By Christian DiMartino
Hi my name is Christian DiMartino, an aspiring film critic from Indiana and my plan is to write reviews on current releases/discuss upcoming releases/discuss great films etc.
This is an entry in my “Great Movies” segment, in which I take a great film from a certain year, and discuss it. My goal is to not use the same directors over and over again (for example, since my first post is a Christopher Nolan film, I shouldn’t be writing about another Nolan film for some time).
So let’s begin with Nolan’s Interstellar, a film that went two ways: You either loved it, or you hated it. Now granted, Nolan gets a lot of criticism, mostly because, well, to put it lightly… people don’t root for someone this good. I have heard people claim that Steven Spielberg is overrated. To that I say: What pleases you?
Interstellar takes place in a futuristic world that, strangely, doesn’t seem that futuristic. The world is like a giant dust bowl. Crops are dying, and basically, we’re screwed (isn’t that what all futuristic films are trying to sell?) Enter a man named Coop, played to perfection by Matthew McConaughey. Coop is a farmer (ho ho ho I see what you did there!) and a former pilot who lives with his daughter Murph (the young version played by Mackenzie Foy) and his son Tom (the younger version played by Timothee Chalamet).
Murph is the prime focus in the early scenes of the film. She believes that a “ghost” is lurking around her bedroom. One thing leads to another, and this “ghost” takes Murph and Coop to an underground bunker… that just happens to be NASA, which, up to this point, was rumored to be a myth.
There he meets Professor Brand (Michael Caine, a Nolan regular) and his daughter Amelia (Anne Hathaway). Brand has a plan: travel through a wormhole in search of another plan to live on. Sounds bonkers, yes, but wait. He then asks Coop to be the pilot, and due to the fear of the children’s safety, he agrees.
About 40 minutes into Interstellar I was convinced I was watching one of the year’s best films, particularly from the scene when Coop and Murph part ways. It is even more lovely to think that Nolan wrote this as a love letter to his own daughter.
That being said, Nolan hasn’t even begun to let the tricks up his sleeve loose yet. It is when the film takes liftoff that we get the Nolan film we expect. Visually, this film is utterly astonishing, especially on an IMAX screen.

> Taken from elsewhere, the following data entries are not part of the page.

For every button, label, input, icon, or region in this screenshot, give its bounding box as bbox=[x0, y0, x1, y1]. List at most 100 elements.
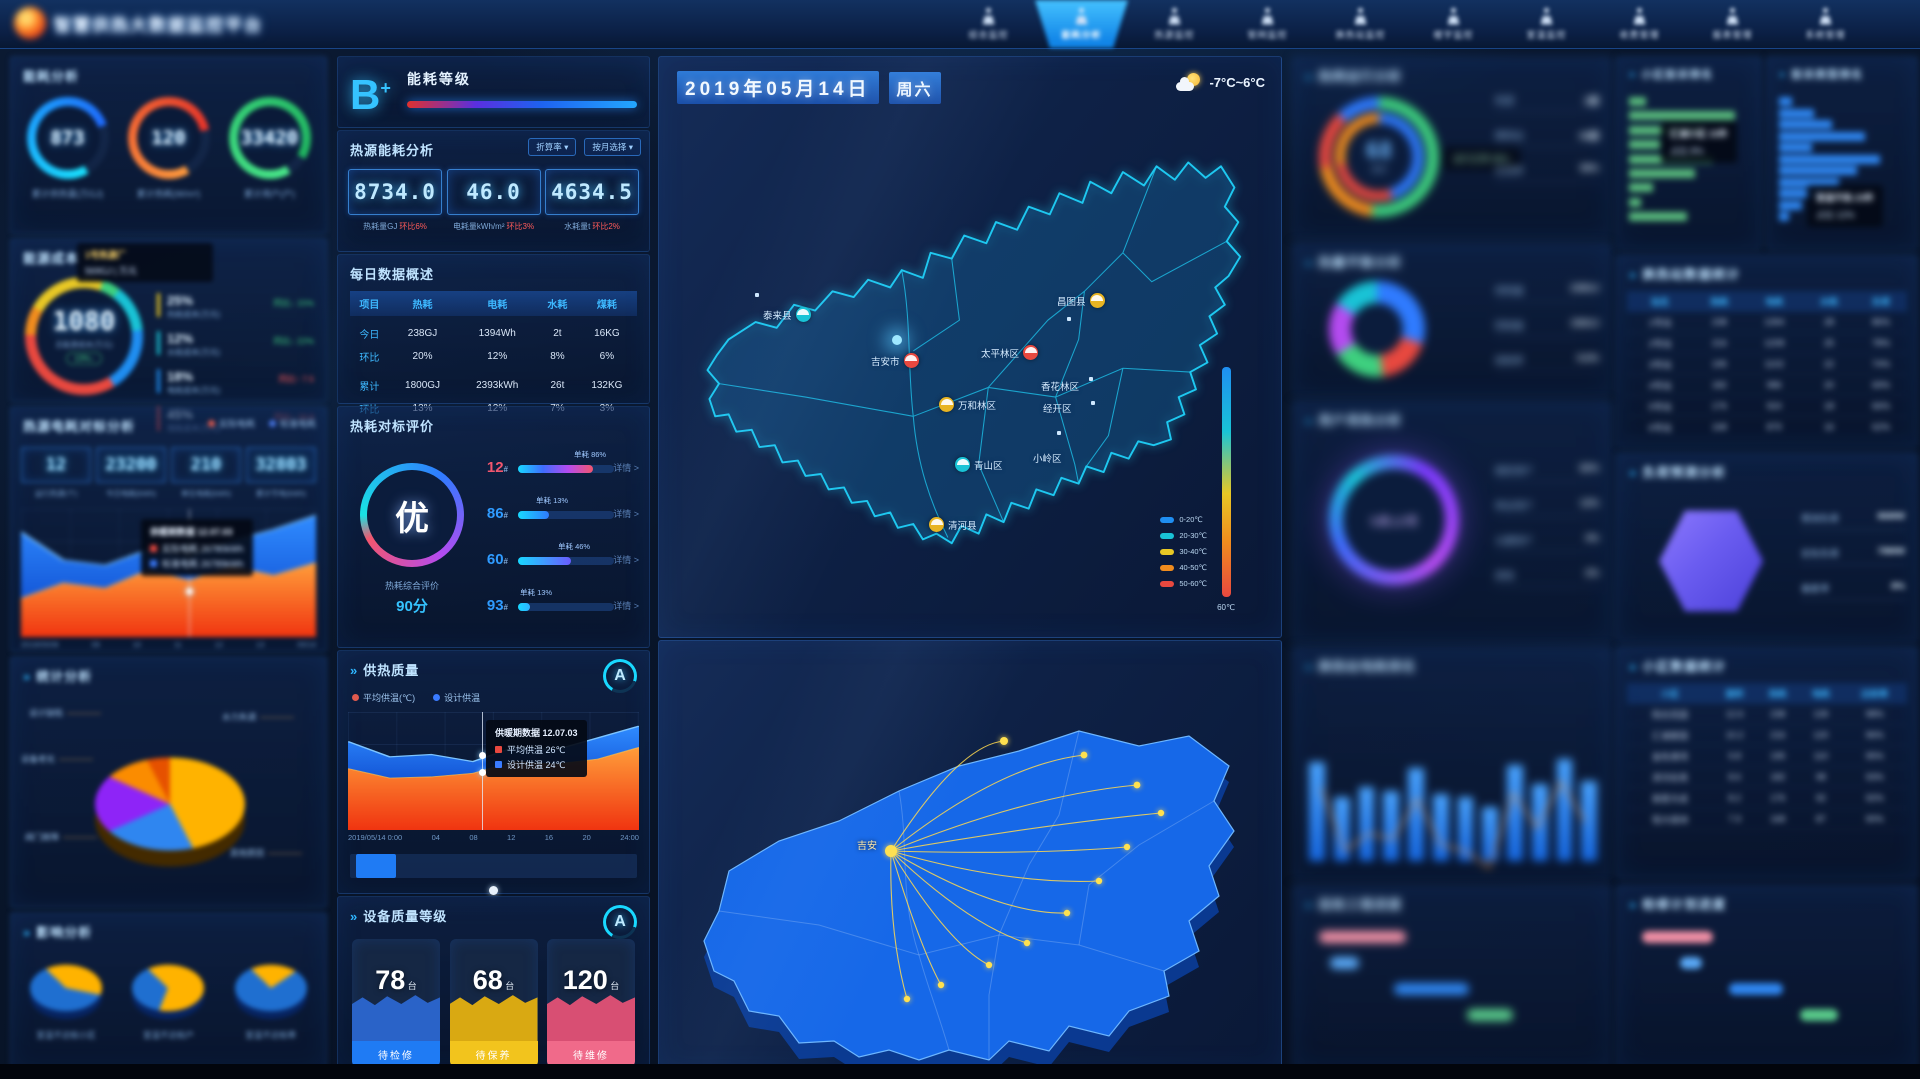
table-row: 1号站 238 1394 28 86% bbox=[1627, 312, 1907, 333]
quality-grade-badge[interactable]: A bbox=[603, 659, 637, 693]
impact-pie-chart[interactable] bbox=[132, 964, 205, 1012]
nav-icon-body bbox=[1261, 15, 1274, 25]
table-cell: 78% bbox=[1855, 332, 1907, 354]
table-cell: 924 bbox=[1745, 395, 1804, 417]
table-cell: 66% bbox=[1855, 395, 1907, 417]
map-marker[interactable]: 香花林区 bbox=[1041, 379, 1079, 393]
panel-title: 能源成本 bbox=[23, 251, 80, 266]
map-marker[interactable]: 泰来县 bbox=[763, 307, 811, 322]
panel-power-benchmark: 热源电耗对标分析 实际电耗 标准电耗 12 运行热源(个) 23200 今日电耗(kWh… bbox=[10, 406, 327, 652]
detail-link[interactable]: 详情 > bbox=[613, 601, 639, 611]
temperature-legend-item[interactable]: 40-50℃ bbox=[1160, 563, 1207, 572]
detail-link[interactable]: 详情 > bbox=[613, 463, 639, 473]
impact-pies: 室温不达标小区 室温不达标户 室温不达标率 bbox=[11, 945, 326, 1041]
power-area-chart[interactable]: 供暖期数据 12.07.03 实际电耗 26780kWh 标准电耗 26789kWh bbox=[21, 509, 316, 637]
panel-title: 能耗分析 bbox=[23, 69, 80, 84]
district-map[interactable] bbox=[659, 99, 1281, 599]
table-cell: 5号站 bbox=[1627, 395, 1694, 417]
map-marker[interactable]: 清河县 bbox=[929, 517, 977, 532]
device-card[interactable]: 78 台待检修 bbox=[352, 939, 440, 1067]
map-marker[interactable]: 青山区 bbox=[955, 457, 1003, 472]
chart-zoom-slider[interactable] bbox=[350, 854, 637, 878]
nav-item-5[interactable]: 楼宇监控 bbox=[1407, 0, 1500, 48]
nav-item-7[interactable]: 收费管理 bbox=[1593, 0, 1686, 48]
nav-item-8[interactable]: 报表管理 bbox=[1686, 0, 1779, 48]
flight-line-map[interactable] bbox=[659, 655, 1281, 1065]
logo-icon bbox=[14, 7, 46, 39]
legend-item[interactable]: 平均供温(℃) bbox=[352, 691, 415, 704]
impact-pie-chart[interactable] bbox=[234, 964, 307, 1012]
stat-value: 210 bbox=[171, 447, 241, 483]
table-cell: 16KG bbox=[594, 328, 620, 339]
table-cell: 恒大绿洲 bbox=[1627, 808, 1714, 830]
nav-item-1[interactable]: 能耗分析 bbox=[1035, 0, 1128, 48]
legend-item[interactable]: 实际电耗 bbox=[207, 417, 255, 430]
device-card[interactable]: 68 台待保养 bbox=[449, 939, 538, 1067]
weather-widget: -7°C~6°C bbox=[1176, 73, 1265, 91]
nav-item-0[interactable]: 综合监控 bbox=[942, 0, 1035, 48]
nav-item-6[interactable]: 室温监控 bbox=[1500, 0, 1593, 48]
gantt-bar bbox=[1466, 1009, 1513, 1021]
cost-legend-item[interactable]: 25% 热耗成本(万元) 同比↓ 15% bbox=[157, 293, 314, 320]
cost-donut-chart[interactable]: 1080 总能源成本(万元) 13%↓ bbox=[25, 277, 143, 395]
device-card-label: 待维修 bbox=[547, 1041, 635, 1067]
district-label: 清河县 bbox=[948, 520, 977, 532]
zoom-slider-handle[interactable] bbox=[356, 854, 396, 878]
map-marker[interactable]: 吉安市 bbox=[871, 353, 919, 368]
stat-row-item: 其他 2% bbox=[1495, 568, 1599, 587]
balance-donut-chart[interactable] bbox=[1329, 281, 1425, 377]
impact-pie-label: 室温不达标率 bbox=[245, 1030, 297, 1040]
legend-item[interactable]: 设计供温 bbox=[433, 691, 480, 704]
cost-legend-item[interactable]: 12% 水耗成本(万元) 同比↓ 22% bbox=[157, 331, 314, 358]
temperature-legend-item[interactable]: 30-40℃ bbox=[1160, 547, 1207, 556]
load-hexagon-chart[interactable] bbox=[1659, 510, 1763, 612]
rating-row-number: 60# bbox=[486, 551, 508, 568]
map-marker[interactable]: 万和林区 bbox=[939, 397, 996, 412]
detail-link[interactable]: 详情 > bbox=[613, 509, 639, 519]
nav-item-2[interactable]: 热源监控 bbox=[1128, 0, 1221, 48]
map-marker[interactable]: 小岭区 bbox=[1033, 451, 1062, 465]
table-cell: 176 bbox=[1756, 787, 1800, 809]
run-donut-chart[interactable]: 68 良好 bbox=[1319, 97, 1439, 217]
cost-legend-item[interactable]: 18% 电耗成本(万元) 同比↑ 7.5 bbox=[157, 369, 314, 396]
impact-pie-chart[interactable] bbox=[30, 964, 103, 1012]
map-marker[interactable]: 太平林区 bbox=[981, 345, 1039, 360]
device-grade-badge[interactable]: A bbox=[603, 905, 637, 939]
temperature-legend-item[interactable]: 50-60℃ bbox=[1160, 579, 1207, 588]
device-card[interactable]: 120 台待维修 bbox=[547, 939, 635, 1067]
nav-item-9[interactable]: 系统管理 bbox=[1779, 0, 1872, 48]
nav-item-4[interactable]: 换热站监控 bbox=[1314, 0, 1407, 48]
table-cell: 2号站 bbox=[1627, 332, 1694, 354]
chart-tooltip: 汇诚小区 15件 占比 8% bbox=[1661, 121, 1737, 163]
nav-icon-body bbox=[1354, 15, 1367, 25]
gauge-row: 873 累计供热量(万GJ) 120 累计热耗(W/m²) 33420 累计用户(户) bbox=[11, 89, 326, 200]
table-cell: 25 bbox=[1803, 332, 1856, 354]
table-cell: 8% bbox=[550, 351, 565, 362]
legend-item[interactable]: 标准电耗 bbox=[268, 417, 316, 430]
h-bar bbox=[1629, 183, 1653, 193]
stat-row-item: 公建用户 4% bbox=[1495, 533, 1599, 552]
temperature-legend-item[interactable]: 0-20℃ bbox=[1160, 515, 1207, 524]
ring-gauge[interactable]: 33420 bbox=[228, 97, 311, 179]
pager-dot[interactable] bbox=[489, 886, 498, 895]
quality-area-chart[interactable]: 供暖期数据 12.07.03 平均供温 26℃ 设计供温 24℃ bbox=[348, 712, 639, 830]
energy-value: 4634.5 bbox=[545, 169, 639, 215]
filter-button-1[interactable]: 按月选择 ▾ bbox=[584, 138, 641, 156]
user-ring-chart[interactable]: 5类12项 bbox=[1329, 455, 1459, 585]
ring-gauge[interactable]: 120 bbox=[127, 97, 210, 179]
nav-icon-body bbox=[982, 15, 995, 25]
stat-pie-chart[interactable] bbox=[95, 729, 245, 879]
rating-row-number: 12# bbox=[486, 459, 508, 476]
nav-item-3[interactable]: 管网监控 bbox=[1221, 0, 1314, 48]
filter-button-0[interactable]: 折算率 ▾ bbox=[528, 138, 577, 156]
temperature-legend-item[interactable]: 20-30℃ bbox=[1160, 531, 1207, 540]
h-bar bbox=[1629, 140, 1661, 150]
temperature-max-label: 60℃ bbox=[1217, 603, 1235, 612]
blue-bar-chart[interactable] bbox=[1779, 97, 1905, 221]
ring-gauge[interactable]: 873 bbox=[26, 97, 109, 179]
map-marker[interactable]: 经开区 bbox=[1043, 401, 1072, 415]
detail-link[interactable]: 详情 > bbox=[613, 555, 639, 565]
run-stat-rows: 热源 2座 换热站 46座 在线率 98% bbox=[1495, 93, 1599, 182]
map-marker[interactable]: 昌图县 bbox=[1057, 293, 1105, 308]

Not even Blu ray can quite capture the grandeur and beauty of these outer space sequences.
Once they’ve traveled through the wormhole, they visit three different planets: one with a humongous wave (another extraordinary, terrifying sequence), an icy planet (featuring an unexpected cameo), and the third one… well, I won’t go there. What I will tell you is that an hour in this wormhole is 7 years on planet Earth… so just imagine how odd it is when Coop sees Murph as an adult, played by Jessica Chastain no less (that family has some good genes).

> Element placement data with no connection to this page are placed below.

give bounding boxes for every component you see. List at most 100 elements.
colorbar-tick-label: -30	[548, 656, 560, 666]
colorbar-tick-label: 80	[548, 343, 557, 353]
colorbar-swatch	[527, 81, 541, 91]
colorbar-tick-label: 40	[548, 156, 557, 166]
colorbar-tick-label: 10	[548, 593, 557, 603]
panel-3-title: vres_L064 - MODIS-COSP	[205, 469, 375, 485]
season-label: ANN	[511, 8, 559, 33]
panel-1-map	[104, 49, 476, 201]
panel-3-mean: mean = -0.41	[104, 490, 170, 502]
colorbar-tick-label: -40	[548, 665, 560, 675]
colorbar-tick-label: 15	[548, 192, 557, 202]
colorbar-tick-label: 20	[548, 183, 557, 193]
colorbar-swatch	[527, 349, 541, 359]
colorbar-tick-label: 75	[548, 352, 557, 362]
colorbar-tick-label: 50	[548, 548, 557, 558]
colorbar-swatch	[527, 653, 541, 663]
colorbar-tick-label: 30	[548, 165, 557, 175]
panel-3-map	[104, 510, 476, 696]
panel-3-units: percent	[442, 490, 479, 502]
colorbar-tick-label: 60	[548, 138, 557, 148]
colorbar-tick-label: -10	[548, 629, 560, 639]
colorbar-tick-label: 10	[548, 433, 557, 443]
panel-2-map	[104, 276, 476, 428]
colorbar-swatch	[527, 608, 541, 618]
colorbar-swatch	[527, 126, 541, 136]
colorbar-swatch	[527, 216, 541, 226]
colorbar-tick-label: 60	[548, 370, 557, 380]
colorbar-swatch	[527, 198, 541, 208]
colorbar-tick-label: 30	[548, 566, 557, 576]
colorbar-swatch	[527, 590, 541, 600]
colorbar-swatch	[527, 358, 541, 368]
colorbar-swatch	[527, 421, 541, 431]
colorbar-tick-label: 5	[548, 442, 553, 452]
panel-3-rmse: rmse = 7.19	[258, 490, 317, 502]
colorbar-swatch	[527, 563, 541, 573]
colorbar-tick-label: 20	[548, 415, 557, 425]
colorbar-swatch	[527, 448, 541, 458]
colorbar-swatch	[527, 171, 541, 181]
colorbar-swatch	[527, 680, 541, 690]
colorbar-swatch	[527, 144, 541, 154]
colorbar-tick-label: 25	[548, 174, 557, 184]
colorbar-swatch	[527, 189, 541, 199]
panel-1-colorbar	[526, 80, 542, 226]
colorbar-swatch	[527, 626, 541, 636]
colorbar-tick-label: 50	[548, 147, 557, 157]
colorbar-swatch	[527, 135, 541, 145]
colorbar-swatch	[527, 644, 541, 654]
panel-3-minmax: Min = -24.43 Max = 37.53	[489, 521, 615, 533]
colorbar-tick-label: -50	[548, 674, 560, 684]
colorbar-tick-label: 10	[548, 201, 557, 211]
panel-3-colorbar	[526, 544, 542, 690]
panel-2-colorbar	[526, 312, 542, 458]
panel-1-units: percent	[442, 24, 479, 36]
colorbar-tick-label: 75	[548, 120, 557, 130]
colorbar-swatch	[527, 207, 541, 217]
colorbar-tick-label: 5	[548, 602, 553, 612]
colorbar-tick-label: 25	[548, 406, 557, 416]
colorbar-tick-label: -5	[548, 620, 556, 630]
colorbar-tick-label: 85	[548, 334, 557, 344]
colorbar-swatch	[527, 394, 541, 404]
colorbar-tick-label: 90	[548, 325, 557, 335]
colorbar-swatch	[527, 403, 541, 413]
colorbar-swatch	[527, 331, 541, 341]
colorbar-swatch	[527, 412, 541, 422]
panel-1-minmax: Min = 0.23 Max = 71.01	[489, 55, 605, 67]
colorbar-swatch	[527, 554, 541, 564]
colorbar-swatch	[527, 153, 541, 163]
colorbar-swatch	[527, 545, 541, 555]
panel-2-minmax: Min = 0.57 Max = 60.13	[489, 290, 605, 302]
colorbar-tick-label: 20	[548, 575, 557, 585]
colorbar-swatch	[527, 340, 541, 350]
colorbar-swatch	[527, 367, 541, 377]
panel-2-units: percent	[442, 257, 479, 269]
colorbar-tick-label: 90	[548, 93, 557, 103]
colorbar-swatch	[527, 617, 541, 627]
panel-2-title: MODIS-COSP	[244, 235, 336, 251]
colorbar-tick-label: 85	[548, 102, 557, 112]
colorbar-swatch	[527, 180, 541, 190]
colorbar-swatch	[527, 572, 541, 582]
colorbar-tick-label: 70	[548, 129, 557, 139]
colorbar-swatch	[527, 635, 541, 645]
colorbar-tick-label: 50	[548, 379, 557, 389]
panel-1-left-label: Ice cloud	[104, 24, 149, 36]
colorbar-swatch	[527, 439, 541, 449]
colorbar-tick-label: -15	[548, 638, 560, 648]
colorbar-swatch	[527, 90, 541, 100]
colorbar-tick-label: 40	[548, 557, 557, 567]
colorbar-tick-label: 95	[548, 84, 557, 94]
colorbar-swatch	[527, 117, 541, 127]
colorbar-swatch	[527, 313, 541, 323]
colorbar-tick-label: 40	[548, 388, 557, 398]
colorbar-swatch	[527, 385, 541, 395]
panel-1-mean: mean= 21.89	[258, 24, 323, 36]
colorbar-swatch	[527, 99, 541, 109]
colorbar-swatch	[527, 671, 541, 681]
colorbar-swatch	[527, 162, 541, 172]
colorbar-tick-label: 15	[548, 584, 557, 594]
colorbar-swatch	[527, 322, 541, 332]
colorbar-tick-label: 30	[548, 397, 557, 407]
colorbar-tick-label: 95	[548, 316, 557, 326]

Nonetheless, the film that Nolan brought us here is intense, and not to mention, beautiful. It is beautiful visually, thanks to the visual effects team and the cinematography by Hoyt Van Hoytema. But not just that, it is also moving. It is moving, and it is an accurate depiction of mourning.
I will also say that is among composer Hans Zimmer’s best work as well. Yes it is loud, but good Lord it is lovely.

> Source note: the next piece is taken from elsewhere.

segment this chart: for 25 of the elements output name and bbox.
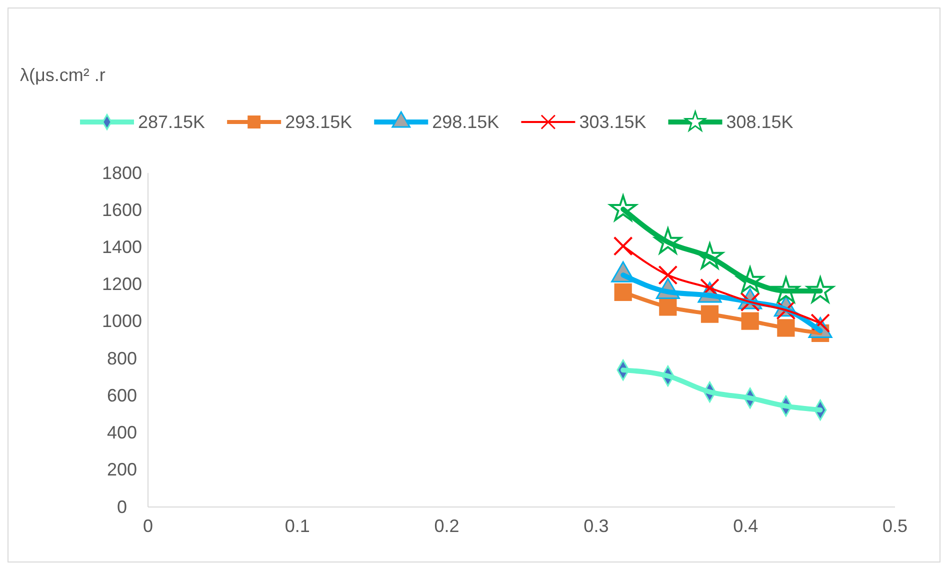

I won’t quite tell you this is Nolan’s best film. For me, The Dark Knight is his magnum opus. But this is up there with Inception as his most ambitious film, and that truly is saying something. I think it is a tremendous film on multiple levels, and should be seen for its vast ambition alone.
The fact that Nolan has never scored a Best Director nomination is appalling. That being said, this stupid Academy still hasn’t thrown an Oscar at Leonardo DiCaprio. So, clearly, they are morons.